I came across this:



“The Child”

She is bending over her child. She can’t leave her. The child is laid out in state on a stable. She wants to take one more photograph of the child, probably the last. In life, the child would never sit still for a photograph. She says to herself, “I’m going to get the camera,” as if saying to the child, “Don’t move.”



The short story reminded me of a picture of Amanda I have from the afternoon of the viewing. It is the only picture I have of her from that day. I feel certain someone asked me to take it. I find it impossible to think it could have been my idea. I want to say it was our mother who couldn’t be there, who asked me to take it, but truthfully I cannot recall. What I do remember is not being able to do it. I didn’t have trouble looking on her, though I didn’t particularly enjoy that either. But I specifically couldn’t hover a hand above her face, phone in hand, and try to capture that silence, that stillness.

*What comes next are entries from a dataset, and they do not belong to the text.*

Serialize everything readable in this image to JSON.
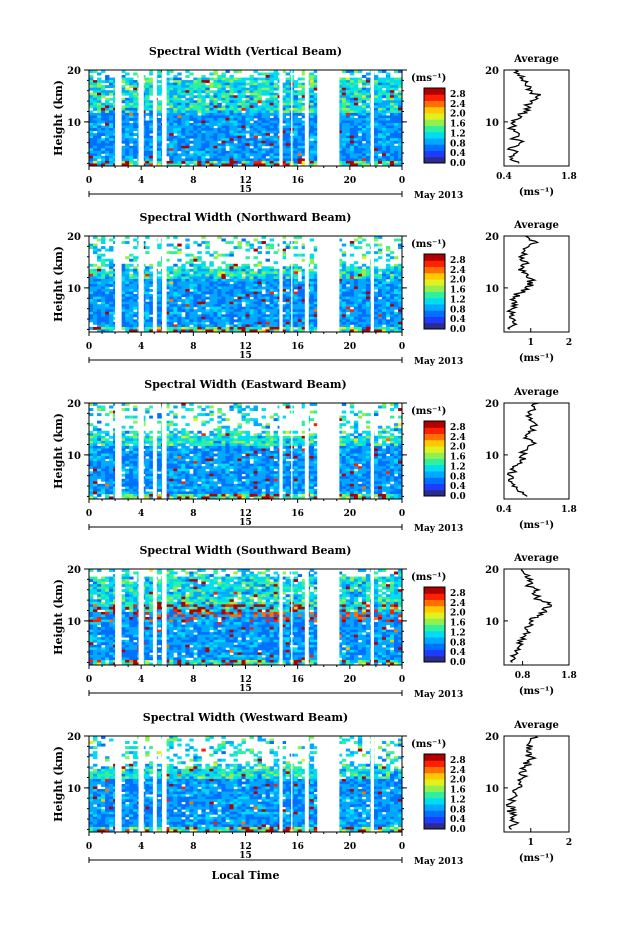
{
  "figure": {
    "date_label": "May 2013",
    "day_label": "15",
    "xlabel": "Local Time",
    "unit_label": "(ms⁻¹)",
    "average_title": "Average",
    "average_xlabel": "(ms⁻¹)"
  },
  "colorbar": {
    "ticks": [
      "2.8",
      "2.4",
      "2.0",
      "1.6",
      "1.2",
      "0.8",
      "0.4",
      "0.0"
    ],
    "colors": [
      "#2c2c8c",
      "#1f3bff",
      "#0070ff",
      "#00a8ff",
      "#00dcf0",
      "#30f0a0",
      "#90f050",
      "#e0f020",
      "#ffc800",
      "#ff7000",
      "#ff2000",
      "#b00000"
    ]
  },
  "chart_data": [
    {
      "type": "heatmap",
      "title": "Spectral Width (Vertical Beam)",
      "xlabel": "Local Time",
      "ylabel": "Height (km)",
      "x_ticks": [
        "0",
        "4",
        "8",
        "12",
        "16",
        "20",
        "0"
      ],
      "y_ticks": [
        "20",
        "10"
      ],
      "xlim": [
        0,
        24
      ],
      "ylim": [
        1.5,
        20
      ],
      "data_gaps_hours": [
        [
          2.0,
          2.5
        ],
        [
          3.8,
          4.2
        ],
        [
          4.9,
          5.2
        ],
        [
          5.6,
          5.95
        ],
        [
          14.6,
          14.85
        ],
        [
          15.5,
          15.6
        ],
        [
          16.55,
          16.85
        ],
        [
          17.5,
          19.2
        ],
        [
          21.6,
          21.85
        ]
      ],
      "colorbar_range": [
        0.0,
        2.8
      ],
      "average_profile": {
        "xlim": [
          0.4,
          1.8
        ],
        "x_ticks": [
          "0.4",
          "1.8"
        ],
        "y_ticks": [
          "20",
          "10"
        ],
        "height_km": [
          2,
          3,
          4,
          5,
          6,
          7,
          8,
          9,
          10,
          11,
          12,
          13,
          14,
          15,
          16,
          17,
          18,
          19,
          20
        ],
        "width_ms": [
          0.72,
          0.58,
          0.66,
          0.52,
          0.75,
          0.62,
          0.68,
          0.56,
          0.63,
          0.78,
          0.84,
          0.92,
          0.97,
          1.12,
          1.0,
          0.86,
          0.78,
          0.7,
          0.64
        ]
      }
    },
    {
      "type": "heatmap",
      "title": "Spectral Width (Northward Beam)",
      "xlabel": "Local Time",
      "ylabel": "Height (km)",
      "x_ticks": [
        "0",
        "4",
        "8",
        "12",
        "16",
        "20",
        "0"
      ],
      "y_ticks": [
        "20",
        "10"
      ],
      "xlim": [
        0,
        24
      ],
      "ylim": [
        1.5,
        20
      ],
      "data_gaps_hours": [
        [
          2.0,
          2.5
        ],
        [
          3.8,
          4.2
        ],
        [
          4.9,
          5.2
        ],
        [
          5.6,
          5.95
        ],
        [
          14.6,
          14.85
        ],
        [
          15.5,
          15.6
        ],
        [
          16.55,
          16.85
        ],
        [
          17.5,
          19.2
        ],
        [
          21.6,
          21.85
        ]
      ],
      "colorbar_range": [
        0.0,
        2.8
      ],
      "average_profile": {
        "xlim": [
          0.3,
          2.0
        ],
        "x_ticks": [
          "1",
          "2"
        ],
        "y_ticks": [
          "20",
          "10"
        ],
        "height_km": [
          2,
          3,
          4,
          5,
          6,
          7,
          8,
          9,
          10,
          11,
          12,
          13,
          14,
          15,
          16,
          17,
          18,
          19,
          20
        ],
        "width_ms": [
          0.45,
          0.62,
          0.55,
          0.48,
          0.52,
          0.5,
          0.58,
          0.7,
          0.85,
          1.05,
          0.9,
          0.78,
          0.82,
          0.9,
          0.7,
          0.82,
          0.95,
          1.12,
          0.86
        ]
      }
    },
    {
      "type": "heatmap",
      "title": "Spectral Width (Eastward Beam)",
      "xlabel": "Local Time",
      "ylabel": "Height (km)",
      "x_ticks": [
        "0",
        "4",
        "8",
        "12",
        "16",
        "20",
        "0"
      ],
      "y_ticks": [
        "20",
        "10"
      ],
      "xlim": [
        0,
        24
      ],
      "ylim": [
        1.5,
        20
      ],
      "data_gaps_hours": [
        [
          2.0,
          2.5
        ],
        [
          3.8,
          4.2
        ],
        [
          4.9,
          5.2
        ],
        [
          5.6,
          5.95
        ],
        [
          14.6,
          14.85
        ],
        [
          15.5,
          15.6
        ],
        [
          16.55,
          16.85
        ],
        [
          17.5,
          19.2
        ],
        [
          21.6,
          21.85
        ]
      ],
      "colorbar_range": [
        0.0,
        2.8
      ],
      "average_profile": {
        "xlim": [
          0.4,
          1.8
        ],
        "x_ticks": [
          "0.4",
          "1.8"
        ],
        "y_ticks": [
          "20",
          "10"
        ],
        "height_km": [
          2,
          3,
          4,
          5,
          6,
          7,
          8,
          9,
          10,
          11,
          12,
          13,
          14,
          15,
          16,
          17,
          18,
          19,
          20
        ],
        "width_ms": [
          0.9,
          0.7,
          0.58,
          0.5,
          0.54,
          0.62,
          0.68,
          0.75,
          0.8,
          0.9,
          1.02,
          0.95,
          0.9,
          0.98,
          1.08,
          1.0,
          0.94,
          1.05,
          1.15
        ]
      }
    },
    {
      "type": "heatmap",
      "title": "Spectral Width (Southward Beam)",
      "xlabel": "Local Time",
      "ylabel": "Height (km)",
      "x_ticks": [
        "0",
        "4",
        "8",
        "12",
        "16",
        "20",
        "0"
      ],
      "y_ticks": [
        "20",
        "10"
      ],
      "xlim": [
        0,
        24
      ],
      "ylim": [
        1.5,
        20
      ],
      "data_gaps_hours": [
        [
          2.0,
          2.5
        ],
        [
          3.8,
          4.2
        ],
        [
          4.9,
          5.2
        ],
        [
          5.6,
          5.95
        ],
        [
          14.6,
          14.85
        ],
        [
          15.5,
          15.6
        ],
        [
          16.55,
          16.85
        ],
        [
          17.5,
          19.2
        ],
        [
          21.6,
          21.85
        ]
      ],
      "colorbar_range": [
        0.0,
        2.8
      ],
      "average_profile": {
        "xlim": [
          0.4,
          1.8
        ],
        "x_ticks": [
          "0.8",
          "1.8"
        ],
        "y_ticks": [
          "20",
          "10"
        ],
        "height_km": [
          2,
          3,
          4,
          5,
          6,
          7,
          8,
          9,
          10,
          11,
          12,
          13,
          14,
          15,
          16,
          17,
          18,
          19,
          20
        ],
        "width_ms": [
          0.58,
          0.62,
          0.66,
          0.72,
          0.78,
          0.84,
          0.9,
          0.96,
          1.02,
          1.12,
          1.3,
          1.42,
          1.2,
          1.05,
          1.15,
          0.92,
          1.0,
          0.85,
          0.78
        ]
      }
    },
    {
      "type": "heatmap",
      "title": "Spectral Width (Westward Beam)",
      "xlabel": "Local Time",
      "ylabel": "Height (km)",
      "x_ticks": [
        "0",
        "4",
        "8",
        "12",
        "16",
        "20",
        "0"
      ],
      "y_ticks": [
        "20",
        "10"
      ],
      "xlim": [
        0,
        24
      ],
      "ylim": [
        1.5,
        20
      ],
      "data_gaps_hours": [
        [
          2.0,
          2.5
        ],
        [
          3.8,
          4.2
        ],
        [
          4.9,
          5.2
        ],
        [
          5.6,
          5.95
        ],
        [
          14.6,
          14.85
        ],
        [
          15.5,
          15.6
        ],
        [
          16.55,
          16.85
        ],
        [
          17.5,
          19.2
        ],
        [
          21.6,
          21.85
        ]
      ],
      "colorbar_range": [
        0.0,
        2.8
      ],
      "average_profile": {
        "xlim": [
          0.3,
          2.0
        ],
        "x_ticks": [
          "1",
          "2"
        ],
        "y_ticks": [
          "20",
          "10"
        ],
        "height_km": [
          2,
          3,
          4,
          5,
          6,
          7,
          8,
          9,
          10,
          11,
          12,
          13,
          14,
          15,
          16,
          17,
          18,
          19,
          20
        ],
        "width_ms": [
          0.5,
          0.62,
          0.55,
          0.48,
          0.5,
          0.46,
          0.52,
          0.6,
          0.66,
          0.72,
          0.8,
          0.72,
          0.85,
          0.95,
          1.02,
          0.9,
          1.05,
          0.98,
          1.12
        ]
      }
    }
  ]
}
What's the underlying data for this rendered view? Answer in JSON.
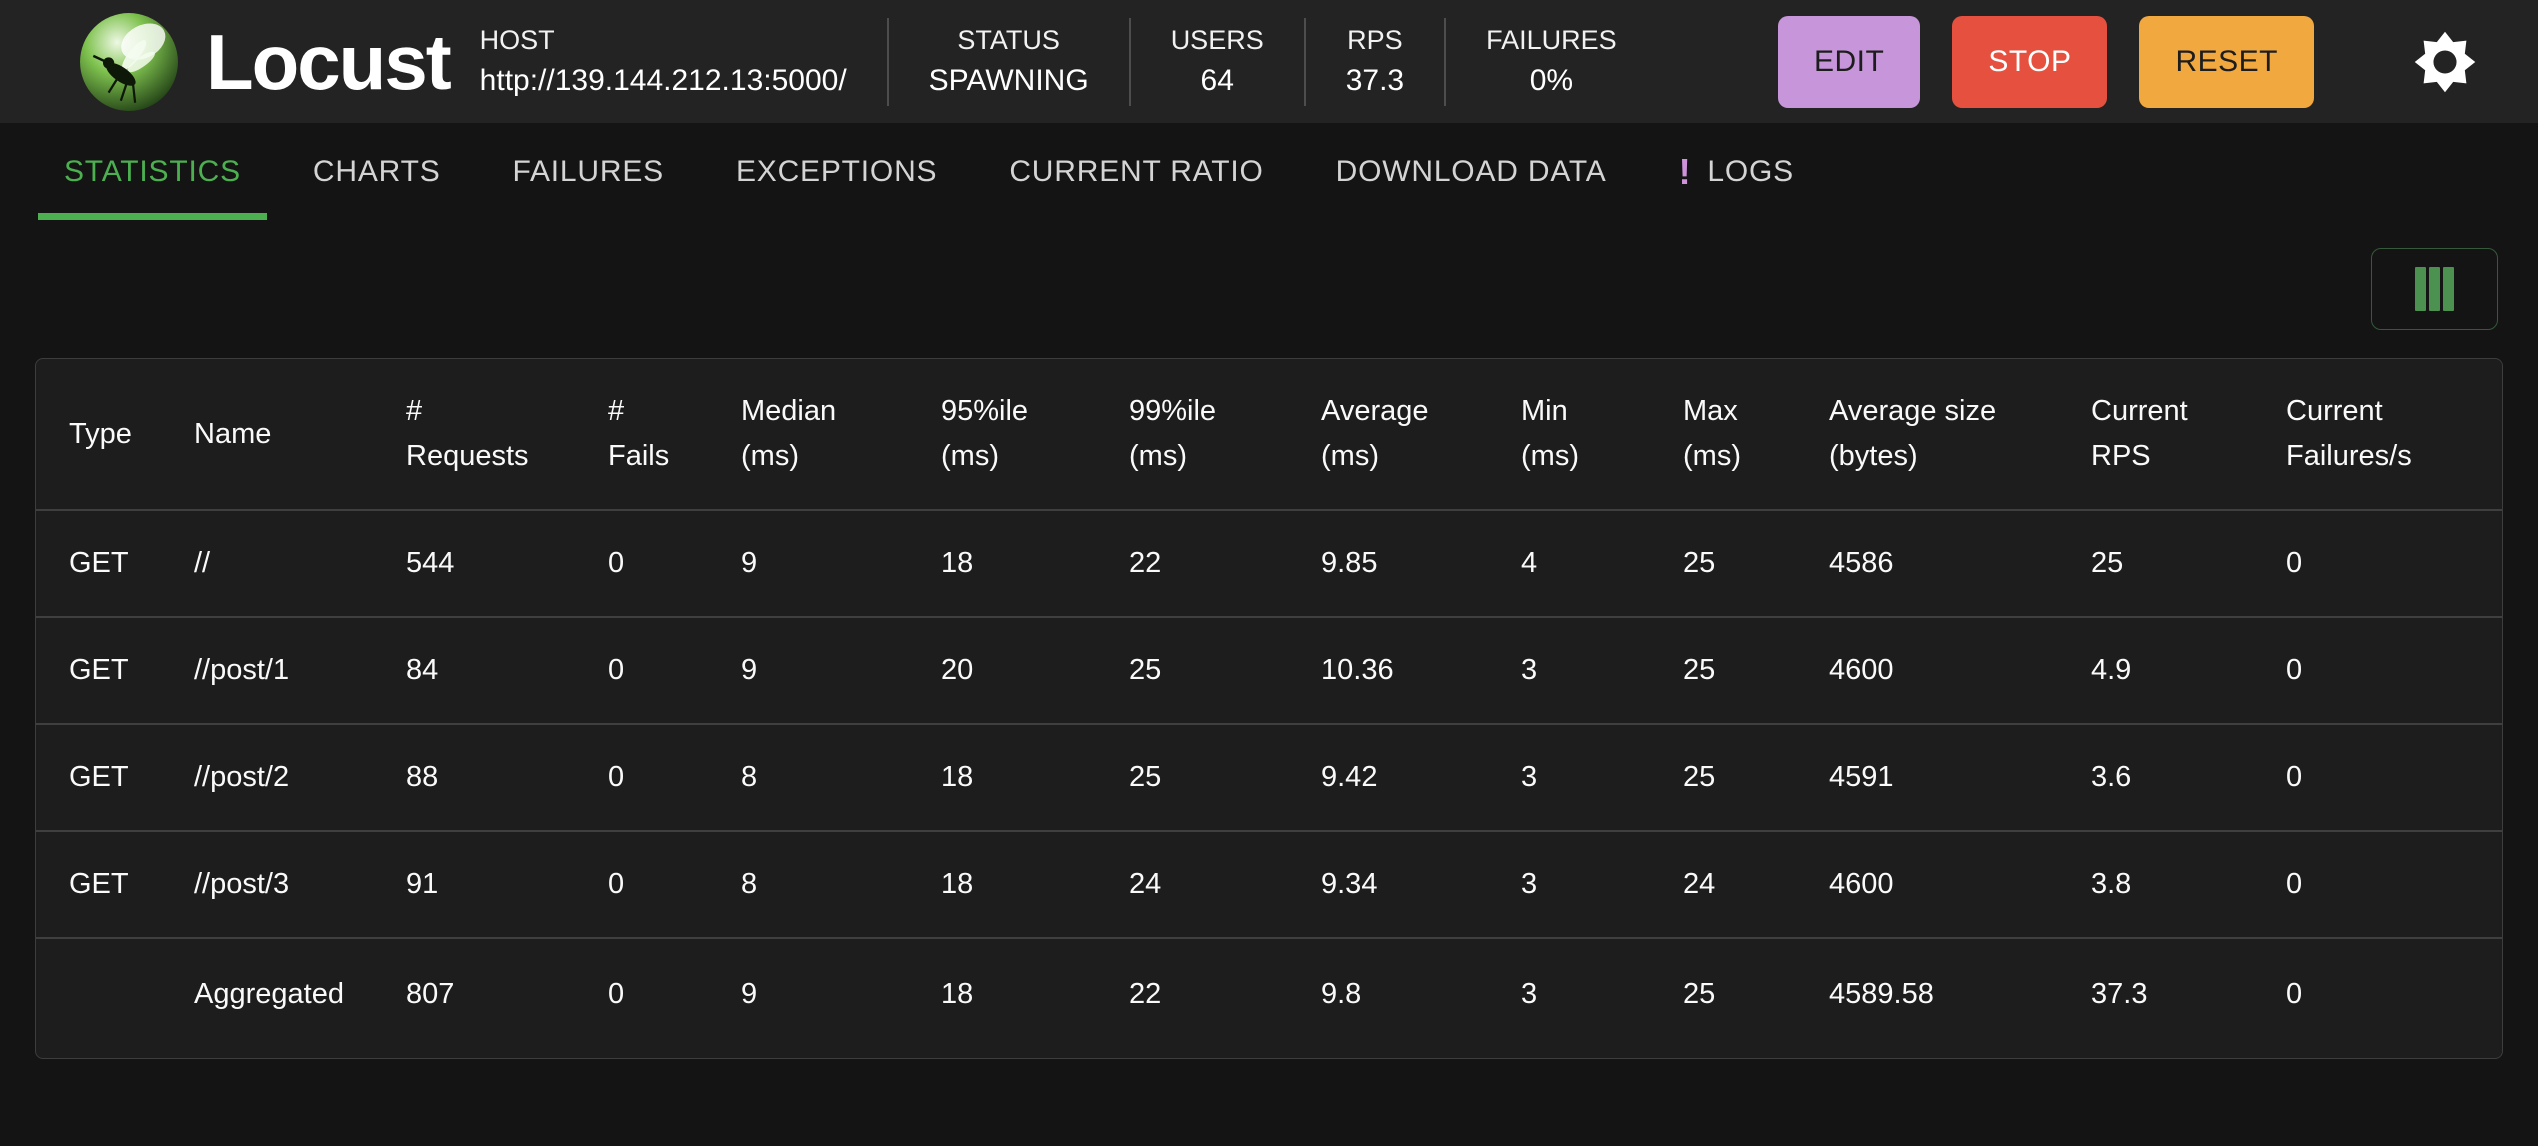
{
  "brand": "Locust",
  "host": {
    "label": "HOST",
    "value": "http://139.144.212.13:5000/"
  },
  "stats": {
    "status": {
      "label": "STATUS",
      "value": "SPAWNING"
    },
    "users": {
      "label": "USERS",
      "value": "64"
    },
    "rps": {
      "label": "RPS",
      "value": "37.3"
    },
    "failures": {
      "label": "FAILURES",
      "value": "0%"
    }
  },
  "actions": {
    "edit": "EDIT",
    "stop": "STOP",
    "reset": "RESET"
  },
  "icons": {
    "settings": "gear-icon",
    "column_selector": "columns-icon",
    "logo": "locust-logo"
  },
  "tabs": [
    {
      "label": "STATISTICS",
      "active": true
    },
    {
      "label": "CHARTS"
    },
    {
      "label": "FAILURES"
    },
    {
      "label": "EXCEPTIONS"
    },
    {
      "label": "CURRENT RATIO"
    },
    {
      "label": "DOWNLOAD DATA"
    },
    {
      "label": "LOGS",
      "badge": "!"
    }
  ],
  "table": {
    "headers": [
      "Type",
      "Name",
      "#\nRequests",
      "#\nFails",
      "Median\n(ms)",
      "95%ile\n(ms)",
      "99%ile\n(ms)",
      "Average\n(ms)",
      "Min\n(ms)",
      "Max\n(ms)",
      "Average size\n(bytes)",
      "Current\nRPS",
      "Current\nFailures/s"
    ],
    "rows": [
      [
        "GET",
        "//",
        "544",
        "0",
        "9",
        "18",
        "22",
        "9.85",
        "4",
        "25",
        "4586",
        "25",
        "0"
      ],
      [
        "GET",
        "//post/1",
        "84",
        "0",
        "9",
        "20",
        "25",
        "10.36",
        "3",
        "25",
        "4600",
        "4.9",
        "0"
      ],
      [
        "GET",
        "//post/2",
        "88",
        "0",
        "8",
        "18",
        "25",
        "9.42",
        "3",
        "25",
        "4591",
        "3.6",
        "0"
      ],
      [
        "GET",
        "//post/3",
        "91",
        "0",
        "8",
        "18",
        "24",
        "9.34",
        "3",
        "24",
        "4600",
        "3.8",
        "0"
      ],
      [
        "",
        "Aggregated",
        "807",
        "0",
        "9",
        "18",
        "22",
        "9.8",
        "3",
        "25",
        "4589.58",
        "37.3",
        "0"
      ]
    ]
  },
  "colors": {
    "accent": "#4caf50",
    "edit": "#c795da",
    "stop": "#e6513f",
    "reset": "#f0a83f",
    "badge": "#ce93d8",
    "colicon": "#4c9150"
  }
}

I asked my uncle Jack to take the picture. The request caused him to break into a sob but he didn’t hesitate to do what I’d asked. I didn’t check the picture when he gave my phone back. Now I wonder if I asked him to also send it to whoever had requested it. Because I plain don’t remember doing anything with the picture. I do remember when I got back home I asked my fiancé to upload it to his computer’s hard drive, and then delete all traces of it in my phone and on Google Photos, which is where my media files are automatically backed up to. And actually, I haven’t seen the picture since. I don’t think I’ll ever delete it, though. And I doubt I’ll ever need to look at it. Since the moment the photo existed, I’ve always had it and never seen it. I don’t want to change that. I think it a common thing that many people who experience loss are averse to change as if unchanging-ness can bring back the dead. Don’t move.